U.S. health insurers’ customer data at risk of cyber theft
The U.S health insurance industry is facing increasing risks from cybercriminals jeopardising the security of their customer data. This is reportedly due to the sophisticated techniques used by hackers to gain access to private information, made easier by the expansion of remote healthcare delivery and digitisation of insurance transactions, billing, and clinical records.
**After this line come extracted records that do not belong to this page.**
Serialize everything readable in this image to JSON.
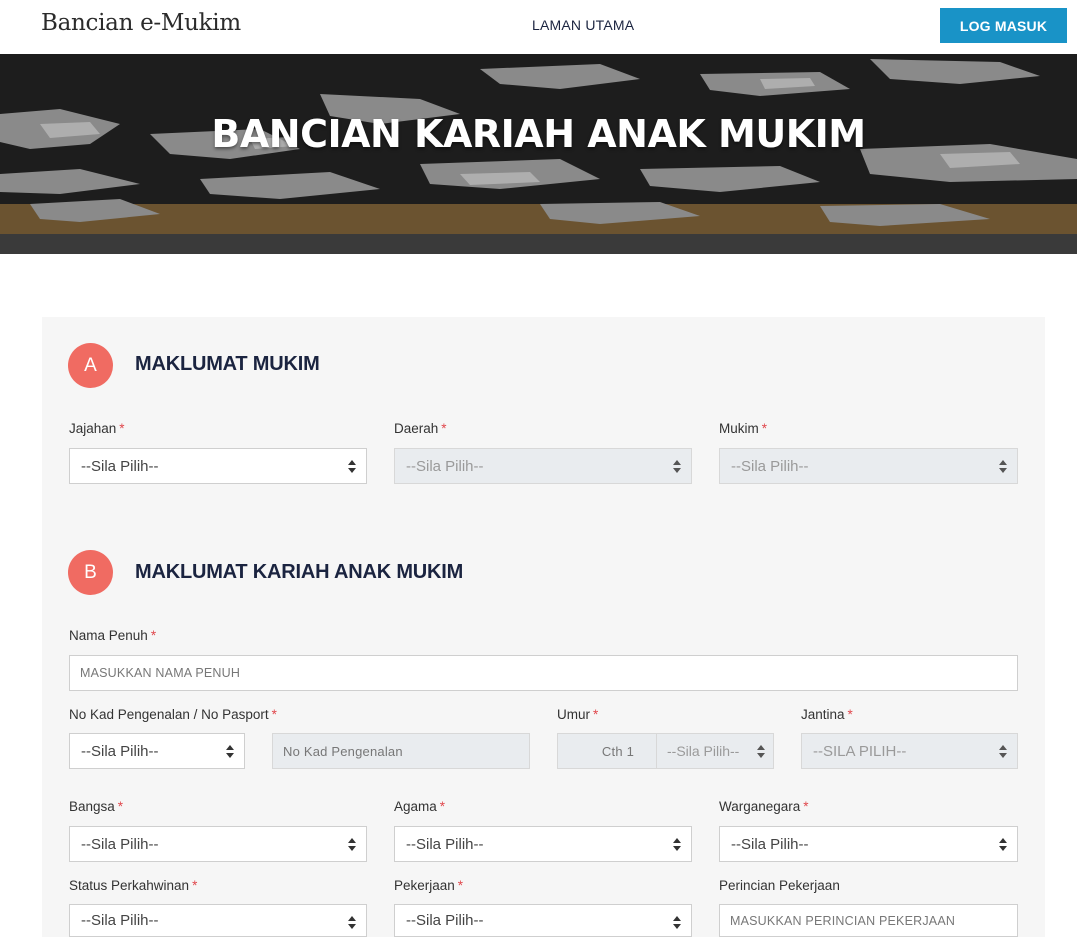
{
  "header": {
    "brand": "Bancian e-Mukim",
    "nav_home": "LAMAN UTAMA",
    "login": "LOG MASUK"
  },
  "hero": {
    "title": "BANCIAN KARIAH ANAK MUKIM"
  },
  "section_a": {
    "badge": "A",
    "title": "MAKLUMAT MUKIM",
    "jajahan": {
      "label": "Jajahan",
      "value": "--Sila Pilih--"
    },
    "daerah": {
      "label": "Daerah",
      "value": "--Sila Pilih--"
    },
    "mukim": {
      "label": "Mukim",
      "value": "--Sila Pilih--"
    }
  },
  "section_b": {
    "badge": "B",
    "title": "MAKLUMAT KARIAH ANAK MUKIM",
    "nama_penuh": {
      "label": "Nama Penuh",
      "placeholder": "MASUKKAN NAMA PENUH"
    },
    "no_kad": {
      "label": "No Kad Pengenalan / No Pasport",
      "type_value": "--Sila Pilih--",
      "placeholder": "No Kad Pengenalan"
    },
    "umur": {
      "label": "Umur",
      "placeholder": "Cth 1",
      "unit_value": "--Sila Pilih--"
    },
    "jantina": {
      "label": "Jantina",
      "value": "--SILA PILIH--"
    },
    "bangsa": {
      "label": "Bangsa",
      "value": "--Sila Pilih--"
    },
    "agama": {
      "label": "Agama",
      "value": "--Sila Pilih--"
    },
    "warganegara": {
      "label": "Warganegara",
      "value": "--Sila Pilih--"
    },
    "status_perkahwinan": {
      "label": "Status Perkahwinan",
      "value": "--Sila Pilih--"
    },
    "pekerjaan": {
      "label": "Pekerjaan",
      "value": "--Sila Pilih--"
    },
    "perincian_pekerjaan": {
      "label": "Perincian Pekerjaan",
      "placeholder": "MASUKKAN PERINCIAN PEKERJAAN"
    }
  },
  "required_mark": "*",
  "colors": {
    "accent_button": "#1993c7",
    "section_badge": "#f06b62",
    "heading": "#1b2440",
    "required": "#e0474c",
    "panel": "#f6f6f6"
  },
  "icons": [
    "select-arrows-icon"
  ]
}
Processing claims and uploading patient information to IT systems means that health insurers handle vast amounts of sensitive data on a daily basis that cybercriminals look to obtain. However, this type of data is protected in the U.S. by federal laws such as the Health Insurance Portability and Accountability Act (HIPAA) 1996, while other acts of law the Health Information Technology for Economic and Clinical Health (HITECH) Act of 2009 and the Patient Protection and Affordable Care Act (PPACA) have contributed to the increase in digitisation of patient health records.
A target for phishing, ransomware, and “man-in-the-middle” attacks
Due to the data health insurers store, they have become an ideal target for phishing scams, man-in-the-middle, and ransomware attacks. Hackers can gain access to health insurers’ data by inserting malware into legitimate data following an interaction, such as an email, with a customer. As more people in the health insurance industry work from home, the risk of having customer data stolen and used against insurers is rising. Complicating the problem further is the fact that personal medical tracking devices often do not contain built-in security features, allowing for relatively easy external access to patient records.
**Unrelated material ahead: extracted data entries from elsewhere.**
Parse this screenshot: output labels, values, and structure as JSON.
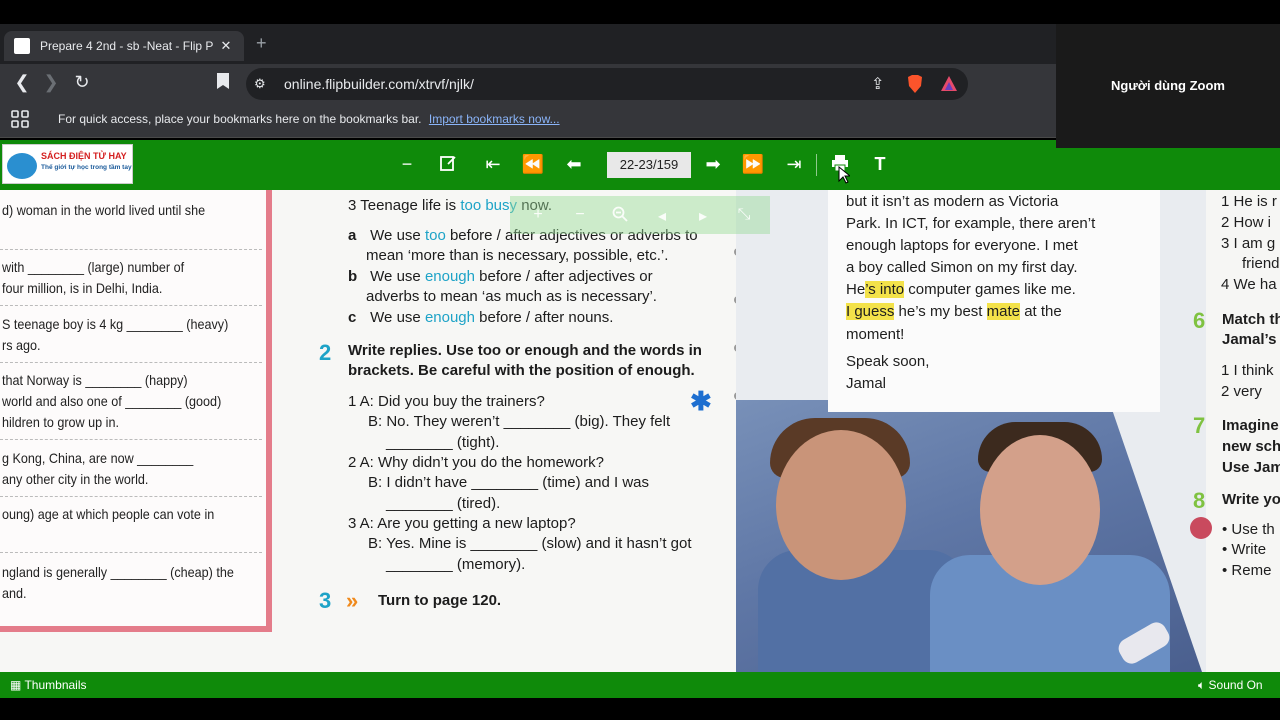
{
  "browser": {
    "tab_title": "Prepare 4 2nd - sb -Neat - Flip P",
    "tab_close": "✕",
    "new_tab": "+",
    "url": "online.flipbuilder.com/xtrvf/njlk/",
    "bookmarks_hint": "For quick access, place your bookmarks here on the bookmarks bar.",
    "bookmarks_link": "Import bookmarks now..."
  },
  "zoom": {
    "participant_name": "Người dùng Zoom"
  },
  "flipbook": {
    "logo_title": "SÁCH ĐIỆN TỬ HAY",
    "logo_subtitle": "Thế giới tự học trong tầm tay",
    "page_indicator": "22-23/159",
    "thumbnails_label": "Thumbnails",
    "sound_label": "Sound On"
  },
  "left_column": [
    "d) woman in the world lived until she",
    "with ________ (large) number of",
    "four million, is in Delhi, India.",
    "S teenage boy is 4 kg ________ (heavy)",
    "rs ago.",
    "that Norway is ________ (happy)",
    "world and also one of ________ (good)",
    "hildren to grow up in.",
    "g Kong, China, are now ________",
    "any other city in the world.",
    "oung) age at which people can vote in",
    "ngland is generally ________ (cheap) the",
    "and."
  ],
  "grammar": {
    "line3_prefix": "3  Teenage life is",
    "line3_hl": "too busy",
    "line3_suffix": "now.",
    "a_letter": "a",
    "a_text1": "We use",
    "a_hl": "too",
    "a_text2": "before / after adjectives or adverbs to",
    "a_text3": "mean ‘more than is necessary, possible, etc.’.",
    "b_letter": "b",
    "b_text1": "We use",
    "b_hl": "enough",
    "b_text2": "before / after adjectives or",
    "b_text3": "adverbs to mean ‘as much as is necessary’.",
    "c_letter": "c",
    "c_text1": "We use",
    "c_hl": "enough",
    "c_text2": "before / after nouns."
  },
  "exercise2": {
    "number": "2",
    "heading1": "Write replies. Use too or enough and the words in",
    "heading2": "brackets. Be careful with the position of enough.",
    "q1a": "1  A: Did you buy the trainers?",
    "q1b": "B: No. They weren’t ________ (big). They felt",
    "q1c": "________ (tight).",
    "q2a": "2  A: Why didn’t you do the homework?",
    "q2b": "B: I didn’t have ________ (time) and I was",
    "q2c": "________ (tired).",
    "q3a": "3  A: Are you getting a new laptop?",
    "q3b": "B: Yes. Mine is ________ (slow) and it hasn’t got",
    "q3c": "________ (memory)."
  },
  "exercise3": {
    "number": "3",
    "arrows": "»",
    "text": "Turn to page 120."
  },
  "letter": {
    "l1": "but it isn’t as modern as Victoria",
    "l2": "Park. In ICT, for example, there aren’t",
    "l3": "enough laptops for everyone. I met",
    "l4": "a boy called Simon on my first day.",
    "l5_a": "He",
    "l5_hl": "’s into",
    "l5_b": "computer games like me.",
    "l6_hl": "I guess",
    "l6_a": "he’s my best",
    "l6_hl2": "mate",
    "l6_b": "at the",
    "l7": "moment!",
    "l8": "Speak soon,",
    "l9": "Jamal"
  },
  "far_right": {
    "r1": "1  He is r",
    "r2": "2  How i",
    "r3": "3  I am g",
    "r3b": "friend",
    "r4": "4  We ha",
    "s6": "6",
    "r6a": "Match th",
    "r6b": "Jamal’s",
    "r7": "1  I think",
    "r8": "2  very",
    "s7": "7",
    "r9": "Imagine",
    "r10": "new sch",
    "r11": "Use Jam",
    "s8": "8",
    "r12": "Write yo",
    "r13": "•  Use th",
    "r14": "•  Write",
    "r15": "•  Reme"
  },
  "icons": [
    "back-icon",
    "forward-icon",
    "reload-icon",
    "bookmark-icon",
    "site-info-icon",
    "share-icon",
    "brave-icon",
    "rewards-icon",
    "apps-icon",
    "zoom-out-icon",
    "edit-icon",
    "first-page-icon",
    "prev-fast-icon",
    "prev-page-icon",
    "next-page-icon",
    "next-fast-icon",
    "last-page-icon",
    "print-icon",
    "text-icon",
    "thumbnails-icon",
    "sound-icon"
  ],
  "colors": {
    "accent_green": "#0f8a0a",
    "keyword_blue": "#1ea3c7",
    "highlight_yellow": "#f3e24a"
  }
}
However, the increase in the adoption of remote healthcare services brought on by the COVID-19 pandemic has meant improvements to patients’ healthcare access, which may reduce insurance costs long term. The downside to this is that the increased usage of technology has increased health insurers’ exposure to third-party vendors and software systems.
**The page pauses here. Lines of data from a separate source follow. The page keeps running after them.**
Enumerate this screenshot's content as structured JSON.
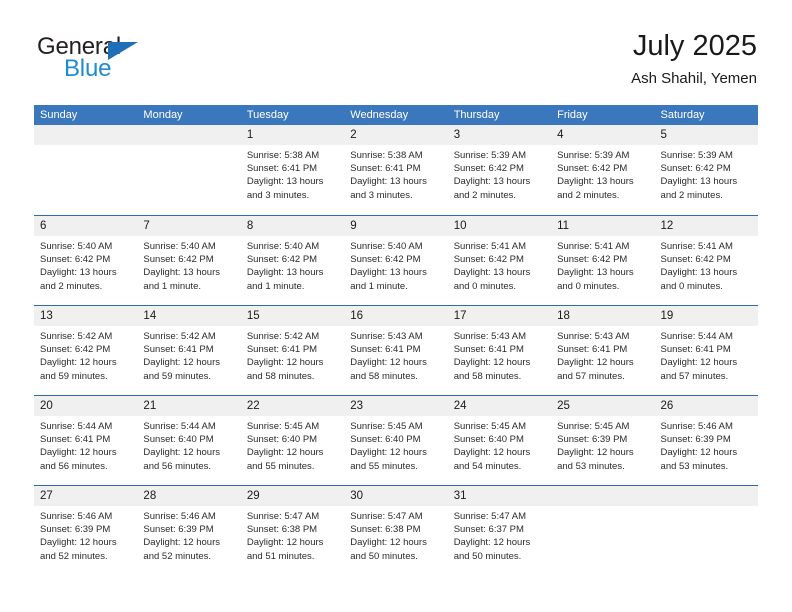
{
  "brand": {
    "name_top": "General",
    "name_bottom": "Blue",
    "triangle_color": "#1e6fb8",
    "blue_text_color": "#1e8bd5"
  },
  "header": {
    "title": "July 2025",
    "subtitle": "Ash Shahil, Yemen"
  },
  "theme": {
    "header_row_bg": "#3b77bc",
    "row_divider": "#2e6da8",
    "day_strip_bg": "#f0f0f0"
  },
  "weekdays": [
    "Sunday",
    "Monday",
    "Tuesday",
    "Wednesday",
    "Thursday",
    "Friday",
    "Saturday"
  ],
  "weeks": [
    [
      {
        "day": "",
        "lines": []
      },
      {
        "day": "",
        "lines": []
      },
      {
        "day": "1",
        "lines": [
          "Sunrise: 5:38 AM",
          "Sunset: 6:41 PM",
          "Daylight: 13 hours",
          "and 3 minutes."
        ]
      },
      {
        "day": "2",
        "lines": [
          "Sunrise: 5:38 AM",
          "Sunset: 6:41 PM",
          "Daylight: 13 hours",
          "and 3 minutes."
        ]
      },
      {
        "day": "3",
        "lines": [
          "Sunrise: 5:39 AM",
          "Sunset: 6:42 PM",
          "Daylight: 13 hours",
          "and 2 minutes."
        ]
      },
      {
        "day": "4",
        "lines": [
          "Sunrise: 5:39 AM",
          "Sunset: 6:42 PM",
          "Daylight: 13 hours",
          "and 2 minutes."
        ]
      },
      {
        "day": "5",
        "lines": [
          "Sunrise: 5:39 AM",
          "Sunset: 6:42 PM",
          "Daylight: 13 hours",
          "and 2 minutes."
        ]
      }
    ],
    [
      {
        "day": "6",
        "lines": [
          "Sunrise: 5:40 AM",
          "Sunset: 6:42 PM",
          "Daylight: 13 hours",
          "and 2 minutes."
        ]
      },
      {
        "day": "7",
        "lines": [
          "Sunrise: 5:40 AM",
          "Sunset: 6:42 PM",
          "Daylight: 13 hours",
          "and 1 minute."
        ]
      },
      {
        "day": "8",
        "lines": [
          "Sunrise: 5:40 AM",
          "Sunset: 6:42 PM",
          "Daylight: 13 hours",
          "and 1 minute."
        ]
      },
      {
        "day": "9",
        "lines": [
          "Sunrise: 5:40 AM",
          "Sunset: 6:42 PM",
          "Daylight: 13 hours",
          "and 1 minute."
        ]
      },
      {
        "day": "10",
        "lines": [
          "Sunrise: 5:41 AM",
          "Sunset: 6:42 PM",
          "Daylight: 13 hours",
          "and 0 minutes."
        ]
      },
      {
        "day": "11",
        "lines": [
          "Sunrise: 5:41 AM",
          "Sunset: 6:42 PM",
          "Daylight: 13 hours",
          "and 0 minutes."
        ]
      },
      {
        "day": "12",
        "lines": [
          "Sunrise: 5:41 AM",
          "Sunset: 6:42 PM",
          "Daylight: 13 hours",
          "and 0 minutes."
        ]
      }
    ],
    [
      {
        "day": "13",
        "lines": [
          "Sunrise: 5:42 AM",
          "Sunset: 6:42 PM",
          "Daylight: 12 hours",
          "and 59 minutes."
        ]
      },
      {
        "day": "14",
        "lines": [
          "Sunrise: 5:42 AM",
          "Sunset: 6:41 PM",
          "Daylight: 12 hours",
          "and 59 minutes."
        ]
      },
      {
        "day": "15",
        "lines": [
          "Sunrise: 5:42 AM",
          "Sunset: 6:41 PM",
          "Daylight: 12 hours",
          "and 58 minutes."
        ]
      },
      {
        "day": "16",
        "lines": [
          "Sunrise: 5:43 AM",
          "Sunset: 6:41 PM",
          "Daylight: 12 hours",
          "and 58 minutes."
        ]
      },
      {
        "day": "17",
        "lines": [
          "Sunrise: 5:43 AM",
          "Sunset: 6:41 PM",
          "Daylight: 12 hours",
          "and 58 minutes."
        ]
      },
      {
        "day": "18",
        "lines": [
          "Sunrise: 5:43 AM",
          "Sunset: 6:41 PM",
          "Daylight: 12 hours",
          "and 57 minutes."
        ]
      },
      {
        "day": "19",
        "lines": [
          "Sunrise: 5:44 AM",
          "Sunset: 6:41 PM",
          "Daylight: 12 hours",
          "and 57 minutes."
        ]
      }
    ],
    [
      {
        "day": "20",
        "lines": [
          "Sunrise: 5:44 AM",
          "Sunset: 6:41 PM",
          "Daylight: 12 hours",
          "and 56 minutes."
        ]
      },
      {
        "day": "21",
        "lines": [
          "Sunrise: 5:44 AM",
          "Sunset: 6:40 PM",
          "Daylight: 12 hours",
          "and 56 minutes."
        ]
      },
      {
        "day": "22",
        "lines": [
          "Sunrise: 5:45 AM",
          "Sunset: 6:40 PM",
          "Daylight: 12 hours",
          "and 55 minutes."
        ]
      },
      {
        "day": "23",
        "lines": [
          "Sunrise: 5:45 AM",
          "Sunset: 6:40 PM",
          "Daylight: 12 hours",
          "and 55 minutes."
        ]
      },
      {
        "day": "24",
        "lines": [
          "Sunrise: 5:45 AM",
          "Sunset: 6:40 PM",
          "Daylight: 12 hours",
          "and 54 minutes."
        ]
      },
      {
        "day": "25",
        "lines": [
          "Sunrise: 5:45 AM",
          "Sunset: 6:39 PM",
          "Daylight: 12 hours",
          "and 53 minutes."
        ]
      },
      {
        "day": "26",
        "lines": [
          "Sunrise: 5:46 AM",
          "Sunset: 6:39 PM",
          "Daylight: 12 hours",
          "and 53 minutes."
        ]
      }
    ],
    [
      {
        "day": "27",
        "lines": [
          "Sunrise: 5:46 AM",
          "Sunset: 6:39 PM",
          "Daylight: 12 hours",
          "and 52 minutes."
        ]
      },
      {
        "day": "28",
        "lines": [
          "Sunrise: 5:46 AM",
          "Sunset: 6:39 PM",
          "Daylight: 12 hours",
          "and 52 minutes."
        ]
      },
      {
        "day": "29",
        "lines": [
          "Sunrise: 5:47 AM",
          "Sunset: 6:38 PM",
          "Daylight: 12 hours",
          "and 51 minutes."
        ]
      },
      {
        "day": "30",
        "lines": [
          "Sunrise: 5:47 AM",
          "Sunset: 6:38 PM",
          "Daylight: 12 hours",
          "and 50 minutes."
        ]
      },
      {
        "day": "31",
        "lines": [
          "Sunrise: 5:47 AM",
          "Sunset: 6:37 PM",
          "Daylight: 12 hours",
          "and 50 minutes."
        ]
      },
      {
        "day": "",
        "lines": []
      },
      {
        "day": "",
        "lines": []
      }
    ]
  ]
}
How are health insurers protecting their customer data from cyberattacks?
One way that health insurance companies are preventing cybercriminal activity is through investing in advanced cybersecurity products. From 2020-2025, the U.S. healthcare industry aims to spend more than US$125bn on cybersecurity services and products. Cybersecurity Ventures says that the key to reducing threats is to identify gaps in IT systems in which the risks to critical data are highest. This includes identifying areas in hardware and software on mobile devices, workstations, servers, and laptops.
Ransomware-related insurance claims have also seen a rise, which has caused providers to change their terms and conditions and increase premiums. According to Fitch, price rises for cyber coverage “have accelerated over the past two years”, with renewal pricing for cyber coverage going up by 18% in the first quarter of 2021.
As a result, the costs have put a significant administrative strain on health insurers, and have raised premium rates for their customers. To ensure the rates are reduced as much as possible, healthcare insurers can invest more in cybersecurity to prevent further attacks and disruption.